Review of “A Marine Story”


Standing at an awkward crossroads between a polished, high-budget film and an average, well-intended queer indie flick, A Marine Story has a bit of an identity problem, but its heart is in the right place.

The story of a tough ex-Marine (played by The Gymnast favorite Dreya Weber) kicked out under “Don’t Ask Don’t Tell” and her difficult assimilation into civilian life, it deftly showcases the difficulties of women in the modern military, though the plot unfortunately goes AWOL toward the end. 

We first meet Alexandra (Weber) as she walks, military pack in tow, through a southwestern desert town. Every few moments, we see a flashback to her martial past – her deployments, her drills and her pride being an American soldier. She encounters old friends, buys a rusty car and stops a robbery at a tiny convenience store (badass Sarah Connor-style), prompting a few words from the town sheriff. 

Clearly a stranger in a strange land, she’s miserable outside of the rigid confines of the Marine Corps. A product of a military family and a real diehard for the cause, her “honorable discharge” has left her with nothing but an empty house and a lack of direction. “What next?” asks a friend, while Alex shrugs and orders tequila. 

Soon, she’s faced with a new challenge: One of the young criminals she accosted in the convenience store has a choice – military or jail – and her grandmother begs Alex to help her get ready for boot camp. Enter Saffron Snow (out actress Paris Pickard), a brooding young woman with a classic chip on her shoulder and difficult past — her entire family died in a car crash when she was young. She has one month to get in shape and Alex gladly takes the job. 

The drill sergeant vs. headstrong kid dynamic has been played out, but it does work here.
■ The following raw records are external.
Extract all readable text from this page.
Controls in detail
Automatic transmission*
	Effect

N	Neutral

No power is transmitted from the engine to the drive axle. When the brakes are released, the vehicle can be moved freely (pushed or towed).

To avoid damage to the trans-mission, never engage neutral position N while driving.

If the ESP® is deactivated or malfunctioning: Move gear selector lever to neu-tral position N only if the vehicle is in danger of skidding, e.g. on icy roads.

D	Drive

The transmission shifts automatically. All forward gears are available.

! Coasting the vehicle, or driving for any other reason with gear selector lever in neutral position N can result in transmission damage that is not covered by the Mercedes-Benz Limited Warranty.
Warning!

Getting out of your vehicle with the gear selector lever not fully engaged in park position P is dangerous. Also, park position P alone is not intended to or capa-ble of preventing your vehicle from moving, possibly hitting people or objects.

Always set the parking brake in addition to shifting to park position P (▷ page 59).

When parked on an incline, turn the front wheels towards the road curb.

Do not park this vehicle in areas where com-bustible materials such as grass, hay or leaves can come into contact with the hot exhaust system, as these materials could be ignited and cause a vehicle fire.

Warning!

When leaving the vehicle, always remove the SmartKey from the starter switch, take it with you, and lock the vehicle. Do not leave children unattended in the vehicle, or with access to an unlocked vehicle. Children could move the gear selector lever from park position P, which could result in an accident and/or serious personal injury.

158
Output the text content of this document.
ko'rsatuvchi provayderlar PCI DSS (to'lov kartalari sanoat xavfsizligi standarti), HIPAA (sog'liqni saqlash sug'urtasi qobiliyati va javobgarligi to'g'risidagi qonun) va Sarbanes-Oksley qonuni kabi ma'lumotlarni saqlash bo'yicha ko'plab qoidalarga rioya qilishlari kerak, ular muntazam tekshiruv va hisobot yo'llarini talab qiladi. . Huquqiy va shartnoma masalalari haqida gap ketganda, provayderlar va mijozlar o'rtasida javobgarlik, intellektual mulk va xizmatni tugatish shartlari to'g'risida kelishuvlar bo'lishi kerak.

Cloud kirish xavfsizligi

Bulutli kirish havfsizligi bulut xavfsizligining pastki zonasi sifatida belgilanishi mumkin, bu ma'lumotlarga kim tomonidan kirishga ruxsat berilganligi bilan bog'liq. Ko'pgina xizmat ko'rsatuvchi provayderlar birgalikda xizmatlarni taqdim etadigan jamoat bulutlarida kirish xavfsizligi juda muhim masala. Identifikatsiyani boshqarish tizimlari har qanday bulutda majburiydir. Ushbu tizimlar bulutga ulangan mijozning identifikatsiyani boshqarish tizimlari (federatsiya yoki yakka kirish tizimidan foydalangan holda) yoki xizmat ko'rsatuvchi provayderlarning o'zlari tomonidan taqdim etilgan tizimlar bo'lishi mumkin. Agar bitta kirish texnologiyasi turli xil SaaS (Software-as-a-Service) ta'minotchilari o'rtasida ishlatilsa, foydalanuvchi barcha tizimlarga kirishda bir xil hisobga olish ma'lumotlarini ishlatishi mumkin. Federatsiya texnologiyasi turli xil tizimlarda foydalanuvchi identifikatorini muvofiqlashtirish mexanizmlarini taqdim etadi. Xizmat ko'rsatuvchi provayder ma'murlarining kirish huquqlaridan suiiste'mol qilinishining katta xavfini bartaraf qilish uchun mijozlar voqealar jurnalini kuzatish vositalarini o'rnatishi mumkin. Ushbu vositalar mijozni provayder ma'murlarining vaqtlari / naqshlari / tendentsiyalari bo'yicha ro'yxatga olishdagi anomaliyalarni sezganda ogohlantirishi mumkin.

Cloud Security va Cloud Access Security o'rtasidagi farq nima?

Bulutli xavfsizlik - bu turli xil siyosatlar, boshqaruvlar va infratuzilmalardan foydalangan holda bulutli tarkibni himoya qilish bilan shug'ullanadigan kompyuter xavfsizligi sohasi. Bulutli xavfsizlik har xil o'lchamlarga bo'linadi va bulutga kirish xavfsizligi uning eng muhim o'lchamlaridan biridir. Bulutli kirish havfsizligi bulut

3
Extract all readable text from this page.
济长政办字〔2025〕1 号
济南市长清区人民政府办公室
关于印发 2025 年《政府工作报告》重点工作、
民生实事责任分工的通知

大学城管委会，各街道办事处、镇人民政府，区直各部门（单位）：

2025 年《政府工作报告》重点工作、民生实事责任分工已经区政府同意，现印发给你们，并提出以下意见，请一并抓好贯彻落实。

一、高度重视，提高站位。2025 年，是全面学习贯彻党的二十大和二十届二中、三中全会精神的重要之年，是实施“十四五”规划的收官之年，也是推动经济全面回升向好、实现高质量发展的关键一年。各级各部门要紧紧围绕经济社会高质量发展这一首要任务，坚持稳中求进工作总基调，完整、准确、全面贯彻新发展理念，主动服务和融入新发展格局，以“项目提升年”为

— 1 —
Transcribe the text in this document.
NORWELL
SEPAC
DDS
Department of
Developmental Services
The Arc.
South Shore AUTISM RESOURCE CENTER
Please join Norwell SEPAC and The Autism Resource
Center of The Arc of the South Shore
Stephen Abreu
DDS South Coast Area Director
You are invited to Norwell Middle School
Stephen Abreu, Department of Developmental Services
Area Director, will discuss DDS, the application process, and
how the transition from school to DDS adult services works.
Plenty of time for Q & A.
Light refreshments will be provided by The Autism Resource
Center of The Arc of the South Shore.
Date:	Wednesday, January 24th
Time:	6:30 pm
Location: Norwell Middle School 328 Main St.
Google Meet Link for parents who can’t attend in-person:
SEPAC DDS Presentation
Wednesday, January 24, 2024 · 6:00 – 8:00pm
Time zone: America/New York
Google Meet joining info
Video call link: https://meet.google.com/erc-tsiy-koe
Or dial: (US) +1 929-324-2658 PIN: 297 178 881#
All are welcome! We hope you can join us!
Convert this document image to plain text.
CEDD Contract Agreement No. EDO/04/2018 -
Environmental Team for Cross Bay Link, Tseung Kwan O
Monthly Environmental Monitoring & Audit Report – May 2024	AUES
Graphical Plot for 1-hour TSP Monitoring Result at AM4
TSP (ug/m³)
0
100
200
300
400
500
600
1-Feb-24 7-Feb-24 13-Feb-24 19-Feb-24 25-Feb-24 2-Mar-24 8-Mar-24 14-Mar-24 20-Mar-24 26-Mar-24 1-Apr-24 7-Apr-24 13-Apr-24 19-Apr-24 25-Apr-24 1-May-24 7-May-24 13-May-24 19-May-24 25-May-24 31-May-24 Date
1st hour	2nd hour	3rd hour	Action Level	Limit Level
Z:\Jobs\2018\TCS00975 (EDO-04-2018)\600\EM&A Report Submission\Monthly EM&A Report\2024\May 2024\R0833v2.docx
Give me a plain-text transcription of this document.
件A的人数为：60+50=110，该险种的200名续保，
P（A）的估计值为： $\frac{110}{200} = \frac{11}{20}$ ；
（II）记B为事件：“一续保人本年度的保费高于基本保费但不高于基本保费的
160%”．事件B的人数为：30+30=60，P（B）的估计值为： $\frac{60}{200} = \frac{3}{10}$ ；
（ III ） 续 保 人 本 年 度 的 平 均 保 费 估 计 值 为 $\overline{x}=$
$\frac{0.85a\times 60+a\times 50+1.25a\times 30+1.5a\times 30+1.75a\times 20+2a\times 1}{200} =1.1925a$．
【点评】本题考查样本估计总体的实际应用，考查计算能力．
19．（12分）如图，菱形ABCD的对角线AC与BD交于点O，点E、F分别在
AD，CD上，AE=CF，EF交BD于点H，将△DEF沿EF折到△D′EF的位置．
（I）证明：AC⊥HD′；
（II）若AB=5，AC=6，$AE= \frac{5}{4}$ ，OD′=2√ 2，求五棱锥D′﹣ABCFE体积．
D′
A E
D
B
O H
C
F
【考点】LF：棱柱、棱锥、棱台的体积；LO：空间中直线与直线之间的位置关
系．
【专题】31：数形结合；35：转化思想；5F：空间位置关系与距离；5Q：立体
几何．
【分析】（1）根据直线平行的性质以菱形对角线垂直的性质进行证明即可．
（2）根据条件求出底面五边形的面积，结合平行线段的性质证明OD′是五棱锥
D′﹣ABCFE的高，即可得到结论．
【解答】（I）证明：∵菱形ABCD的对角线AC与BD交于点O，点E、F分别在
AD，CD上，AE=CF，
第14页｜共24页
After a predictably rocky start, the two women develop a strong rapport, as Saffron takes to the training and to her hardcore (but certainly not unfeeling) mentor.  

In between Karate Kid-style montage sequences of training young Snow, Alexandra reconnects with her friends from long past – Leo (Anthony Michael Jones), a small-town nice guy that she dated in high school, and Holly (Christine Mourad), her free-spirited best friend. She first comes out to Holly, explaining the details of her discharge and her sexuality (and is quickly accepted with a hug), but takes longer to explain it to Leo. 

Leo, for his part, introduces Alex to a group of buddies, who are immediately skeptical of a female soldier’s abilities. Leo, ever on her side, encourages a bit of friendly arm-wrestling competition to prove them wrong, which escalates into a violent (and somewhat confusing) scene in which the lady Marine shows them all exactly what she’s made of. Afterward, the men immediately respect her (aside from a twerp named Dale), and she finds a happy camaraderie with her new pals. 

She even becomes comfortable enough in her own skin to go out to a gay bar — a first for a woman who lived in the closet for so long — and meets a girl, whom she goes home with. They work well together, as a sort of yin and yang combination and they certainly do look nice together as well. 

No matter how much progress she makes, she’s inevitably challenged with fending off ignorant jerks. Dale inexplicably runs her off the road one night as she walks home from the bar. That’s not enough bizarre abuse – he stalks and photographs her with her new girlfriend, then later, at a crucial climax-building point, distributes fliers of her with photos from that evening, juxtaposed with pictures of her hugging Saffron, sending the young girl back to her abusive, meth-smoking boyfriend. 

A completely out-of-tone scene at the end of the movie sees Alex rampaging through the meth lab to save Saffron, complete with a near-rape and a massive explosion.